Let $t=\sqrt[3]{5}+\sqrt[3]{25}$, then $$P(t)=2\sqrt[3]{5}+3\sqrt[3]{25}$$ Because $$t^3=(\sqrt[3]{5}+\sqrt[3]{25})^3=5+15(\sqrt[3]{5}+\sqrt[3]{25})+25=30+15t$$
Therefore the minimum polynomial equation with a root as $t=\sqrt[3]{5}+\sqrt[3]{25}$ is $$x^3-15x-30=0$$ By Euclidean division of polynomials with integer coefficients, for divisor $x^3-15x-30$, there exists a unqiue $Q(x)$ and a unique $R(x)$ so that
$$P(x)=(x^3-15x-30)Q(x)+R(x)$$
where $Q(x)$ is a polynomial of degree $n-3$ with integer coefficients, and $R(x)$ is a
polynomial of degree at most $2$ with integer coefficients.
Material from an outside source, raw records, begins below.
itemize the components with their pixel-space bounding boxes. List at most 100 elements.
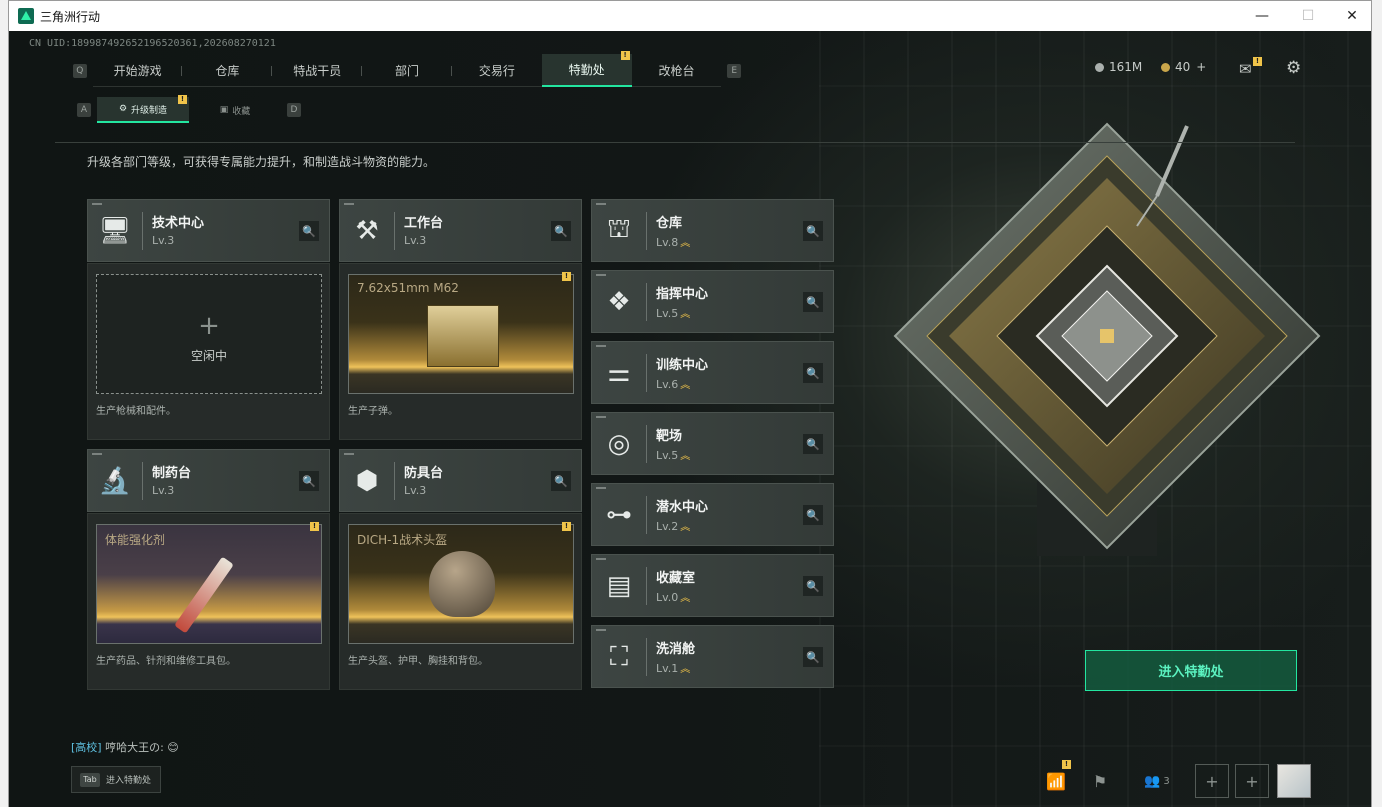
card-tick [596,203,606,205]
chat-channel: [高校] [71,741,102,754]
search-icon[interactable]: 🔍 [803,221,823,241]
card-footer: 生产头盔、护甲、胸挂和背包。 [348,656,488,667]
app-window: 三角洲行动 — ☐ ✕ CN UID:189987492652196520361… [8,0,1372,807]
nav-prev-key[interactable]: Q [73,63,87,78]
dept-range[interactable]: ◎ 靶场 Lv.5 ︽ 🔍 [591,412,834,475]
card-pharmacy[interactable]: 🔬 制药台 Lv.3 🔍 [87,449,330,512]
dept-name: 潜水中心 [656,500,709,515]
idle-label: 空闲中 [190,349,227,363]
divider [394,462,395,500]
search-icon[interactable]: 🔍 [803,292,823,312]
flag-icon[interactable]: ⚑ [1083,764,1117,798]
tab-warehouse[interactable]: 仓库 [182,54,273,87]
dept-level: Lv.2 [656,520,679,533]
production-slot-stim[interactable]: 体能强化剂 ! [96,522,322,644]
dept-level-row: Lv.8 ︽ [656,234,690,249]
title-bar: 三角洲行动 — ☐ ✕ [9,1,1371,31]
item-name: 体能强化剂 [105,533,166,547]
card-footer: 生产枪械和配件。 [96,406,176,417]
subtab-upgrade-label: 升级制造 [131,105,168,116]
subnav-prev-key[interactable]: A [77,103,91,117]
dept-warehouse[interactable]: ⛫ 仓库 Lv.8 ︽ 🔍 [591,199,834,262]
tab-trade[interactable]: 交易行 [451,54,542,87]
minimize-button[interactable]: — [1239,1,1285,31]
mail-button[interactable]: ✉! [1239,57,1262,78]
close-button[interactable]: ✕ [1329,1,1375,31]
enter-special-ops-button[interactable]: 进入特勤处 [1085,650,1297,691]
tab-hint-label: 进入特勤处 [106,776,152,786]
dept-level: Lv.0 [656,591,679,604]
production-slot-helmet[interactable]: DICH-1战术头盔 ! [348,522,574,644]
tab-hint-button[interactable]: Tab 进入特勤处 [71,766,161,793]
empty-production-slot[interactable]: + 空闲中 [96,274,322,394]
dept-name: 靶场 [656,429,683,444]
search-icon[interactable]: 🔍 [803,434,823,454]
alert-badge-icon: ! [1253,57,1262,66]
tab-gunsmith[interactable]: 改枪台 [631,54,722,87]
currency-display: 161M [1095,60,1142,74]
card-tick [344,453,354,455]
card-tech-center[interactable]: 🖥 技术中心 Lv.3 🔍 [87,199,330,262]
nav-next-key[interactable]: E [727,63,742,78]
search-icon[interactable]: 🔍 [551,471,571,491]
ticket-display[interactable]: 40 + [1161,60,1206,74]
alert-badge-icon: ! [562,522,571,531]
divider [646,638,647,676]
search-icon[interactable]: 🔍 [803,505,823,525]
card-level: Lv.3 [152,234,175,247]
helmet-icon [429,551,495,617]
dept-dive[interactable]: ⊶ 潜水中心 Lv.2 ︽ 🔍 [591,483,834,546]
divider [394,212,395,250]
card-tick [92,453,102,455]
search-icon[interactable]: 🔍 [803,576,823,596]
tab-special-ops[interactable]: 特勤处! [541,51,632,87]
production-slot-ammo[interactable]: 7.62x51mm M62 ! [348,272,574,394]
tab-operators[interactable]: 特战干员 [272,54,363,87]
dumbbell-icon: ⚌ [607,358,631,388]
tab-department[interactable]: 部门 [362,54,452,87]
squad-button[interactable]: 👥 3 [1137,764,1177,798]
search-icon[interactable]: 🔍 [299,221,319,241]
subtab-collect[interactable]: ▣ 收藏 [189,97,281,123]
alert-badge-icon: ! [178,95,187,104]
settings-gear-icon[interactable]: ⚙ [1286,58,1301,78]
search-icon[interactable]: 🔍 [803,363,823,383]
dept-name: 仓库 [656,216,683,231]
card-tick [596,558,606,560]
ammo-box-icon [427,305,499,367]
dept-name: 训练中心 [656,358,709,373]
add-friend-button-2[interactable]: + [1235,764,1269,798]
subtab-upgrade[interactable]: ⚙ 升级制造! [97,95,189,123]
subnav-next-key[interactable]: D [287,103,301,117]
item-name: 7.62x51mm M62 [357,281,459,295]
collection-icon: ▤ [606,571,632,601]
sub-nav: A ⚙ 升级制造! ▣ 收藏 D [71,95,307,123]
dept-level-row: Lv.2 ︽ [656,518,690,533]
slot-panel-tech: + 空闲中 生产枪械和配件。 [87,263,330,440]
subtab-collect-label: 收藏 [232,106,251,117]
search-icon[interactable]: 🔍 [803,647,823,667]
add-ticket-button[interactable]: + [1196,60,1206,74]
collect-icon: ▣ [219,105,229,115]
add-friend-button-1[interactable]: + [1195,764,1229,798]
dept-decon[interactable]: ⛶ 洗消舱 Lv.1 ︽ 🔍 [591,625,834,688]
currency-icon [1095,62,1104,72]
app-logo-icon [18,8,34,24]
tab-start-game[interactable]: 开始游戏 [92,54,183,87]
stats-icon[interactable]: 📶! [1039,760,1073,798]
alert-badge-icon: ! [562,272,571,281]
maximize-button[interactable]: ☐ [1285,1,1331,31]
game-viewport: CN UID:189987492652196520361,20260827012… [9,31,1371,807]
search-icon[interactable]: 🔍 [299,471,319,491]
card-armor-bench[interactable]: ⬢ 防具台 Lv.3 🔍 [339,449,582,512]
dept-level-row: Lv.5 ︽ [656,447,690,462]
dept-collection[interactable]: ▤ 收藏室 Lv.0 ︽ 🔍 [591,554,834,617]
dept-training[interactable]: ⚌ 训练中心 Lv.6 ︽ 🔍 [591,341,834,404]
card-workbench[interactable]: ⚒ 工作台 Lv.3 🔍 [339,199,582,262]
alert-badge-icon: ! [310,522,319,531]
dept-command[interactable]: ❖ 指挥中心 Lv.5 ︽ 🔍 [591,270,834,333]
avatar[interactable] [1277,764,1311,798]
slot-panel-workbench: 7.62x51mm M62 ! 生产子弹。 [339,263,582,440]
search-icon[interactable]: 🔍 [551,221,571,241]
dept-level-row: Lv.5 ︽ [656,305,690,320]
Note that if $n<3, Q(x)=0$.
Because $t=\sqrt[3]{5}+\sqrt[3]{25}$ is a root of polynomial equation $x^3-15x-30=0$, we have $$P(t)=(t^2-15t-30)Q(t)+R(t)=0\cdot Q(t)+R(t)=R(t)=2\sqrt[3]{5}+3\sqrt[3]{25}$$ Let $$R(x)=ax^2+bx+c$$ where $a$, $b$, and $c$ are integers, which also covers the cases when degree $n$ is $0$, $1$, or $2$, we have
$$\begin{array}{ccccl}
P(t)&=&R(t)&=&a(\sqrt[3]{5}+\sqrt[3]{25})^2+b(\sqrt[3]{5}+\sqrt[3]{25})+c \\
& & &=&a(\sqrt[3]{25}+10+5\sqrt[3]{5})+b(\sqrt[3]{5}+\sqrt[3]{25})+c \\
& & &=&(5a+b)\sqrt[3]{5}+(a+b)\sqrt[3]{25}+(10a+c) \\
& & &=&2\sqrt[3]{5}+3\sqrt[3]{25}
\end{array}$$
Because $\sqrt[3]{5}$ and $\sqrt[3]{25}$ are irrational numbers that do not share any rational common factors, in order to satisfy the following equation:
$$(5a+b)\sqrt[3]{5}+(a+b)\sqrt[3]{25}+(10a+c)=2\sqrt[3]{5}+3\sqrt[3]{25}$$ where $a+b$, $5a+b$, $10a+c$ are integers, which are rationals, we must have the following:
$$
\left\{
\begin{array}{rcrcrc@{\qquad}l}
5a & + & b & & & = & 2 \\
a & + & b & & & = & 3 \\
10a & & & + & c & = & 0
\end{array}
\right.
$$
Solving the above equations, we have $a=-\dfrac{1}{4}$, $b=\dfrac{13}{4}$, and $c=\dfrac{5}{2}$. Hence,
$$R(x)=-\dfrac{1}{4}x^2+\dfrac{13}{4}x+\dfrac{5}{2}$$ However, the above result contradicts the assumption that $R(x)$ is a polynomial with integer coefficients, nor does it work if degree $n$ is $0$ or $1$. Additionally, because $$P(x)=(x^3-15x-30)Q(x)+R(x)$$ where $Q(x)$ is a polynomial of degree $n-3$ with integer coefficients, it also contradicts the assumption that $P(x)$ is a polynomial with integer coefficients.
Therefore, the original assumption is false, which completes the proof that there is no polynomial $P(x)$ with integer coefficients such that
$$P(\sqrt[3]{5}+\sqrt[3]{25})=2\sqrt[3]{5}+3\sqrt[3]{25}$$$\boxed{\phantom{\ }}$